Leaflets, letters, newsletters, journals, posters, badges, stickers and pamphlets at federal and state level issued by the Australian Democrats Student Organisation, the Australian Heritage Society, the Australian Independence Movement, the Australian League of Rights, the Aboriginal Mining Information Centre, the Australian Peace Committee, the Australian Union of Students, the Council for Civil Liberties, Citizens for Democracy, Combined Unions Against Government Cutbacks, the Federation of Adelaide Metropolitan Residents' Association, the Higher Education Round Table, the Immigration Control Association, the Libertarian Socialist Association, the Movement Against Uranium Mining, the New South Wales Labor Day Committee, the No Ties With Apartheid Campaign, the National Workers Control Conference, People for Nuclear Disarmament, the Proportional Representation Society of Australia, Resistance, the Southern Africa Liberation Centre, the Socialist Labour League, the Sydney Working Women's Group of Women's Liberation, the Transnational Co-operative, Tax Payers United, the Union of Australian Women, the Women's Action Alliance, the Women's Electoral Lobby, Words for Women, and the Wilderness Society.

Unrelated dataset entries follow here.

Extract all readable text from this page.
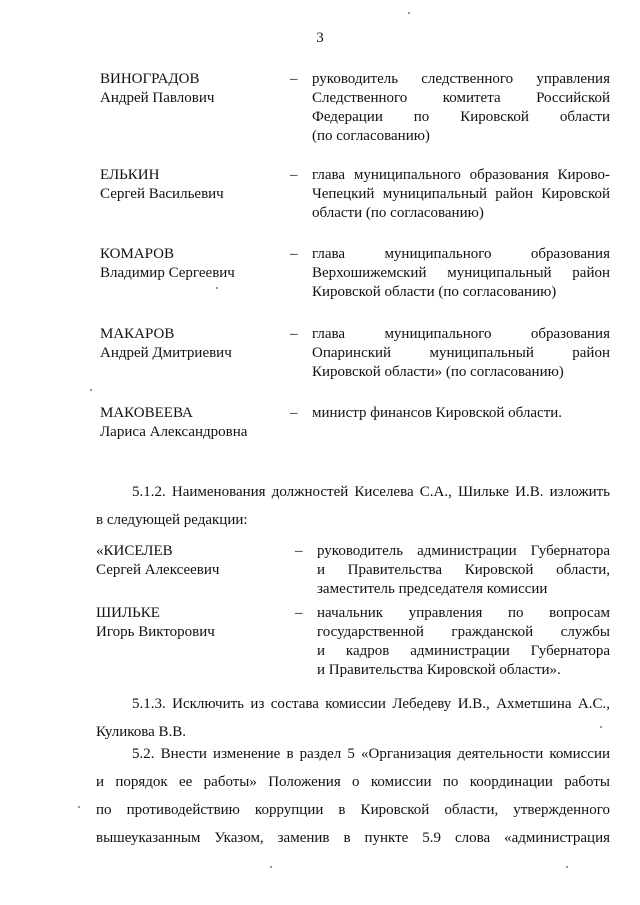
3
ВИНОГРАДОВ
Андрей Павлович
– руководитель следственного управления
Следственного комитета Российской
Федерации по Кировской области
(по согласованию)
ЕЛЬКИН
Сергей Васильевич
– глава муниципального образования Кирово-
Чепецкий муниципальный район Кировской
области (по согласованию)
КОМАРОВ
Владимир Сергеевич
– глава муниципального образования
Верхошижемский муниципальный район
Кировской области (по согласованию)
МАКАРОВ
Андрей Дмитриевич
– глава муниципального образования
Опаринский муниципальный район
Кировской области» (по согласованию)
МАКОВЕЕВА
Лариса Александровна
– министр финансов Кировской области.
5.1.2. Наименования должностей Киселева С.А., Шильке И.В. изложить
в следующей редакции:
«КИСЕЛЕВ
Сергей Алексеевич
– руководитель администрации Губернатора
и Правительства Кировской области,
заместитель председателя комиссии
ШИЛЬКЕ
Игорь Викторович
– начальник управления по вопросам
государственной гражданской службы
и кадров администрации Губернатора
и Правительства Кировской области».
5.1.3. Исключить из состава комиссии Лебедеву И.В., Ахметшина А.С.,
Куликова В.В.
5.2. Внести изменение в раздел 5 «Организация деятельности комиссии
и порядок ее работы» Положения о комиссии по координации работы
по противодействию коррупции в Кировской области, утвержденного
вышеуказанным Указом, заменив в пункте 5.9 слова «администрация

Administrative / Biographical History

The late 1960s and early 1970s in Australia saw the burgeoning of new movements which sought to influence the political process, often on single issues and from outside the established parties which were the conventional channels of political expression. The most popular of these included the anti-war movement, the anti-uranium movement, the land rights movement, the women's movement and the conservation movement, although as the list above indicates there was no shortage of other issues prompting the formation of new pressure groups. Some of these movements coalesced into mainstream political organisations, in the case of the Green Party with significant electoral success, whilst others remain on the margins or have been co-opted by the very forces and institutions they set out to challenge - an example of this being the deradicalizing of the agendas of many feminist groups. The materials held here reflect first-hand both the concerns and the struggles of these movements.

Arrangement

Alphabetically by group, and then in rough chronological order.

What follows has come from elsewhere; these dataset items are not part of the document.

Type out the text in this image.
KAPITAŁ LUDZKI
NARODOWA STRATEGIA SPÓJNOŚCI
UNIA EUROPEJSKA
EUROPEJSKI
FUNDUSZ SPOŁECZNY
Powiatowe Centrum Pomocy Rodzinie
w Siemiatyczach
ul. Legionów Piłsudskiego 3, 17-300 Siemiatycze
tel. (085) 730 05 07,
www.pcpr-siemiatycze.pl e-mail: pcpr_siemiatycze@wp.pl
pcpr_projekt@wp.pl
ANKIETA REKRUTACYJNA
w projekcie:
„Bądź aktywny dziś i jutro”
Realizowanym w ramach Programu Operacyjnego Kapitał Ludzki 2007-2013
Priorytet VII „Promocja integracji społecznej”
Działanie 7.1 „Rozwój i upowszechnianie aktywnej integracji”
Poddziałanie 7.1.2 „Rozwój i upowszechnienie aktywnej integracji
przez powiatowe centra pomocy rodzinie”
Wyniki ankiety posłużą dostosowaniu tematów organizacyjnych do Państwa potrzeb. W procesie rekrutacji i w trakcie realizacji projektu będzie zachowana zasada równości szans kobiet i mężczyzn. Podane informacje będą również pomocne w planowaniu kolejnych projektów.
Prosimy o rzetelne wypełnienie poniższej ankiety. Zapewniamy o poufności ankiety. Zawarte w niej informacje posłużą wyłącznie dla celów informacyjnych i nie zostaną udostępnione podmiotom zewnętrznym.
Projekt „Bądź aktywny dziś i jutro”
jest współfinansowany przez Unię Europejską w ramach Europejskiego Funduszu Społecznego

Conditions Governing Access

Open to all for research purposes; access is free for anyone in higher education.

Acquisition Information

Institute of Commonwealth Studies

Other Finding Aids

Records at item level on library catalogue (SASCAT)

Archivist's Note

Description compiled by Daniel Millum, Political Archives Project Officer at the Institutes of Commonwealth and Latin American Studies.

Conditions Governing Use

Copies can usually be obtained - apply to library staff.

Custodial History

The Commonwealth Pressure Group Materials collection was built up alongside that of the Political Parties, which was begun in 1960-61, and likewise concentrated on the collection of primary material. The main method of gathering material has been to appeal directly to pressure groups throughout the Commonwealth, though contributions from Institute members and staff following visits to relevant countries have been significant. More recently Australian material has been collected by means of downloading documents from the websites of significant groups and movements.

Accruals

Further accruals are expected, some in electronic form.

Related Material

See also Australia: Trades Unions Material (TU.AT) and Australia: Political Party Material (PP.AT), as well as Political Party, Trades Unions and Pressure Group Materials for other Commonwealth countries, and related material in the library's main classified sequence, all held at ICS.